President Nana Akufo-Addo said on Twitter that the government was 'resolved, now more than ever, to ensure such an incident does not occur again'
Anger in Ghana after at least six die in fuel station fire and blasts
Ghanaians on Sunday pushed the government to improve safety at fuel stations after at least six people were killed when a tanker lorry carrying natural gas caught fire in the nation's capital, triggering explosions.
The fire and blasts gutted a liquefied gas filling station and a nearby petrol station in the Atomic Junction area of the Legon suburb of Accra on Saturday night, sending local residents fleeing.
"As we speak, six people are dead due to this fire," said Ghana National Fire Service spokesman Billy Anaglatey, adding that 35 others had been injured. Four of the 35 are in critical condition.

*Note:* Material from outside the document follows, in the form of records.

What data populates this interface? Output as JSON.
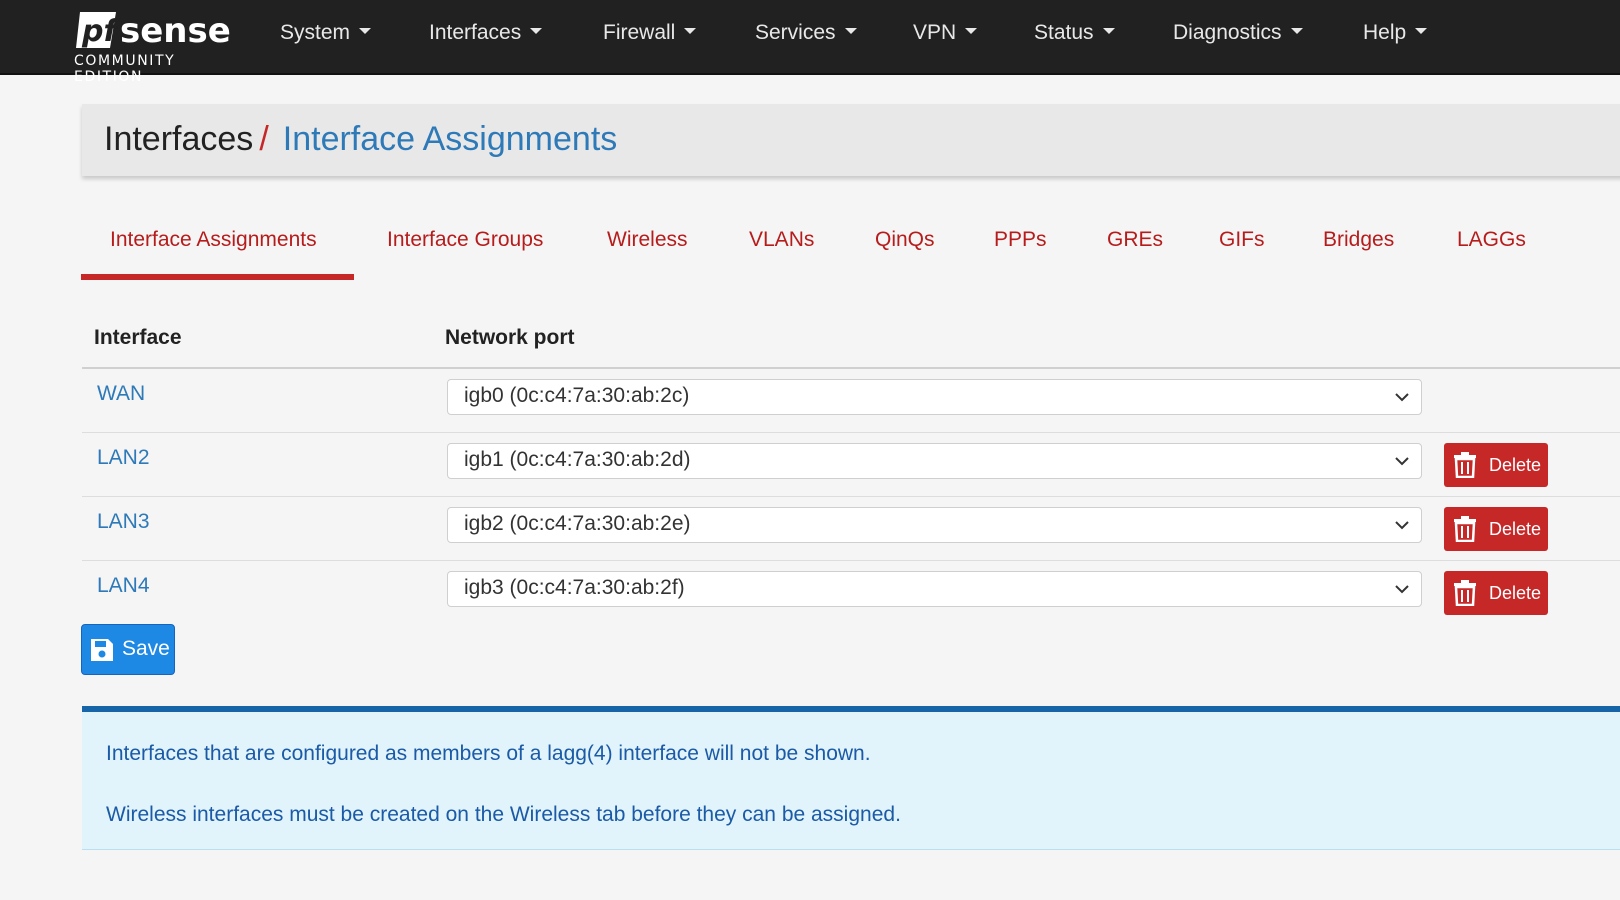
{
  "brand": {
    "logo_text": "pfsense",
    "edition": "COMMUNITY EDITION"
  },
  "nav": {
    "items": [
      {
        "label": "System"
      },
      {
        "label": "Interfaces"
      },
      {
        "label": "Firewall"
      },
      {
        "label": "Services"
      },
      {
        "label": "VPN"
      },
      {
        "label": "Status"
      },
      {
        "label": "Diagnostics"
      },
      {
        "label": "Help"
      }
    ]
  },
  "breadcrumb": {
    "parent": "Interfaces",
    "separator": "/",
    "current": "Interface Assignments"
  },
  "tabs": {
    "active": "Interface Assignments",
    "items": [
      {
        "label": "Interface Assignments"
      },
      {
        "label": "Interface Groups"
      },
      {
        "label": "Wireless"
      },
      {
        "label": "VLANs"
      },
      {
        "label": "QinQs"
      },
      {
        "label": "PPPs"
      },
      {
        "label": "GREs"
      },
      {
        "label": "GIFs"
      },
      {
        "label": "Bridges"
      },
      {
        "label": "LAGGs"
      }
    ]
  },
  "table": {
    "columns": [
      "Interface",
      "Network port"
    ],
    "rows": [
      {
        "interface": "WAN",
        "port": "igb0 (0c:c4:7a:30:ab:2c)",
        "delete_label": ""
      },
      {
        "interface": "LAN2",
        "port": "igb1 (0c:c4:7a:30:ab:2d)",
        "delete_label": "Delete"
      },
      {
        "interface": "LAN3",
        "port": "igb2 (0c:c4:7a:30:ab:2e)",
        "delete_label": "Delete"
      },
      {
        "interface": "LAN4",
        "port": "igb3 (0c:c4:7a:30:ab:2f)",
        "delete_label": "Delete"
      }
    ]
  },
  "save": {
    "label": "Save",
    "icon": "floppy-disk-icon"
  },
  "info": {
    "line1": "Interfaces that are configured as members of a lagg(4) interface will not be shown.",
    "line2": "Wireless interfaces must be created on the Wireless tab before they can be assigned."
  },
  "colors": {
    "navbar": "#212121",
    "accent_red": "#c62828",
    "link_blue": "#2e7ab8",
    "save_blue": "#1e88e5",
    "info_bg": "#e1f3fb",
    "info_border": "#1565a8"
  }
}
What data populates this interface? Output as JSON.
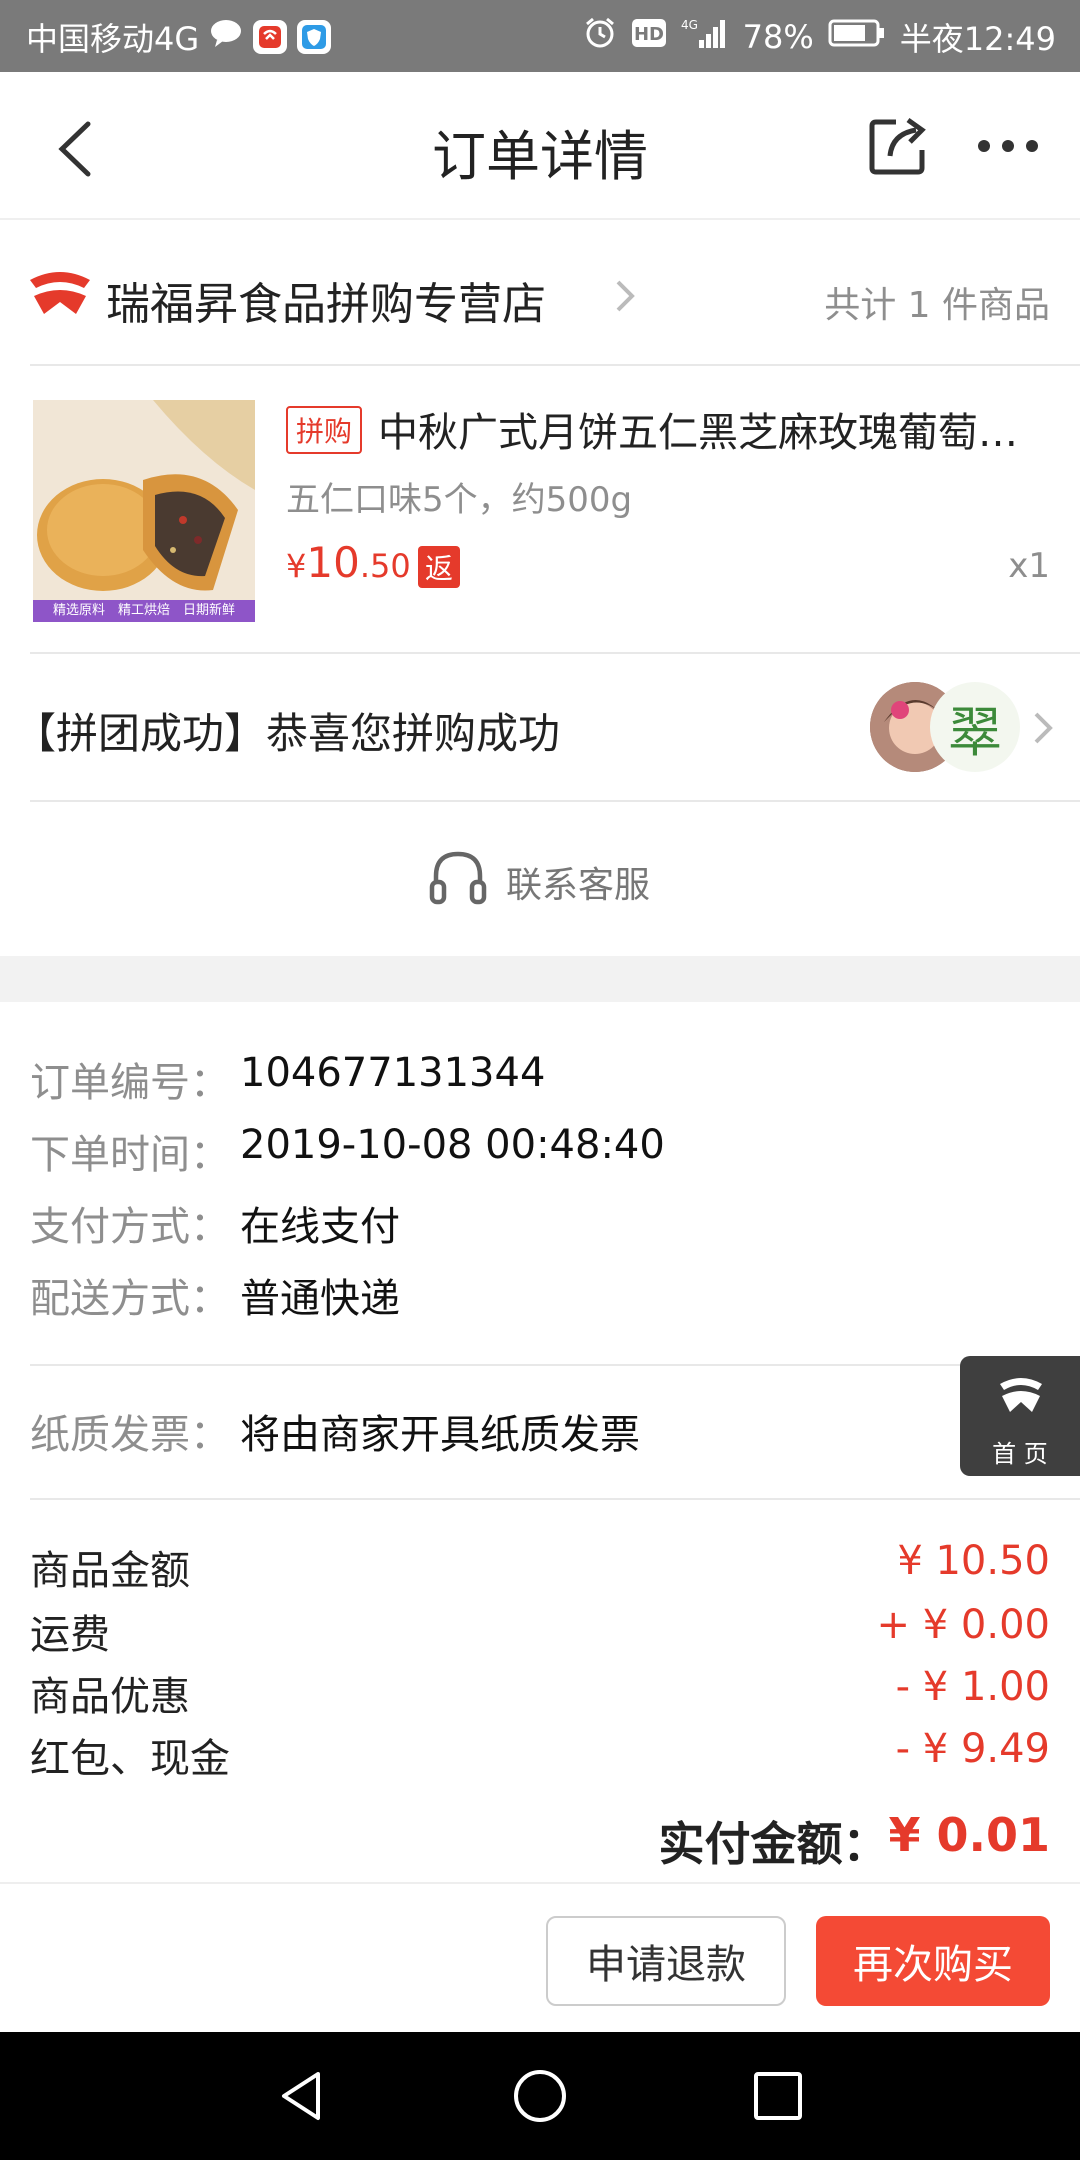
{
  "status_bar": {
    "carrier": "中国移动4G",
    "battery": "78%",
    "time": "半夜12:49"
  },
  "nav": {
    "title": "订单详情"
  },
  "store": {
    "name": "瑞福昇食品拼购专营店",
    "count_text": "共计 1 件商品"
  },
  "product": {
    "tag": "拼购",
    "title": "中秋广式月饼五仁黑芝麻玫瑰葡萄…",
    "spec": "五仁口味5个，约500g",
    "price_symbol": "¥",
    "price_int": "10",
    "price_dec": ".50",
    "rebate_tag": "返",
    "quantity": "x1",
    "image_caption": "精选原料　精工烘焙　日期新鲜"
  },
  "group": {
    "text": "【拼团成功】恭喜您拼购成功",
    "avatar2_char": "翠"
  },
  "service": {
    "label": "联系客服"
  },
  "order": {
    "rows": [
      {
        "label": "订单编号：",
        "value": "104677131344"
      },
      {
        "label": "下单时间：",
        "value": "2019-10-08 00:48:40"
      },
      {
        "label": "支付方式：",
        "value": "在线支付"
      },
      {
        "label": "配送方式：",
        "value": "普通快递"
      }
    ],
    "invoice_label": "纸质发票：",
    "invoice_value": "将由商家开具纸质发票"
  },
  "fees": [
    {
      "label": "商品金额",
      "value": "¥ 10.50"
    },
    {
      "label": "运费",
      "value": "+ ¥ 0.00"
    },
    {
      "label": "商品优惠",
      "value": "- ¥ 1.00"
    },
    {
      "label": "红包、现金",
      "value": "- ¥ 9.49"
    }
  ],
  "total": {
    "label": "实付金额：",
    "value": "¥ 0.01"
  },
  "float_home": {
    "label": "首 页"
  },
  "actions": {
    "refund": "申请退款",
    "rebuy": "再次购买"
  },
  "colors": {
    "accent": "#e53a2b",
    "button_red": "#f44a35",
    "status_bar": "#7a7a7a"
  }
}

The cause of the fire and subsequent explosions is being investigated, said Mr Anaglatey.
President Nana Akufo-Addo said on Twitter that the government was "resolved, now more than ever, to ensure such an incident does not occur again".
"The news of last night's gas explosion at Atomic Junc, resulting in the loss of 4 lives & injuries to several others, has left me devastated," he tweeted before the casualty figures rose.
"My deepest condolences to the families of the bereaved, and I wish the injured speedy recovery."
Vice president Mahamadu Bawumia was visiting the scene of the tragedy on Sunday, Mr Akufo-Addo added.
One of those who died was killed after jumping from a flyover at the busy Atomic Junction roundabout, where there are three fuel stations, transport services and restaurants.
The roundabout also lies near a high school and the University of Ghana campus.
The country's deputy minister of information, Kojo Oppong Nkrumah, said the government deployed about 12 fire engines and 200 police personnel to cordon off the scene and manage traffic.
"A lot of people quickly rushed away, which is what saved a lot of lives but also caused a lot of panic," he added.
Fire crews were still at the scene on Sunday morning, damping down the stricken tanker with water. A number of cars and a minibus near the site were burnt out.
Ghana's capital was the scene of a similar fire and explosion at a petrol station in June 2015 which killed more than 150.
In May this year, scores of people were also injured when a tanker discharging natural gas exploded in the western city of Takoradi.
The latest incident sparked outrage among some Ghanaians on social media about the safety of filling stations, many of which are located near schools, hospitals and businesses.
A petition was created addressed to Mr Akufo-Addo, demanding better regulation and inspection of existing and proposed facilities. Nearly 1,500 people had signed it by late morning on Sunday.
Proposals include siting filling stations at least 50 metres from homes and 100 metres from schools and hospitals.
Abena Awuku, a Ghanaian living in the Netherlands, proposed the measures on the change.org site, saying fuel stations were "all disasters waiting to happen and the time to act is now".
"There was a similar incident two years ago and we were fed lies and empty promises about regulations going to be put in place but then we had to witness this," she told Agence France-Presse later.
"These deaths could have easily been prevented, so let's prevent them from ever occurring again in the future."
Mr Nkrumah said regulations already existed about the siting of fuel stations but that the initial focus of the authorities was taking care of those injured in the incident.
"There's an investigation that's starting. It will determine whether it's a failure of regulations, it's an accident or something else," he added.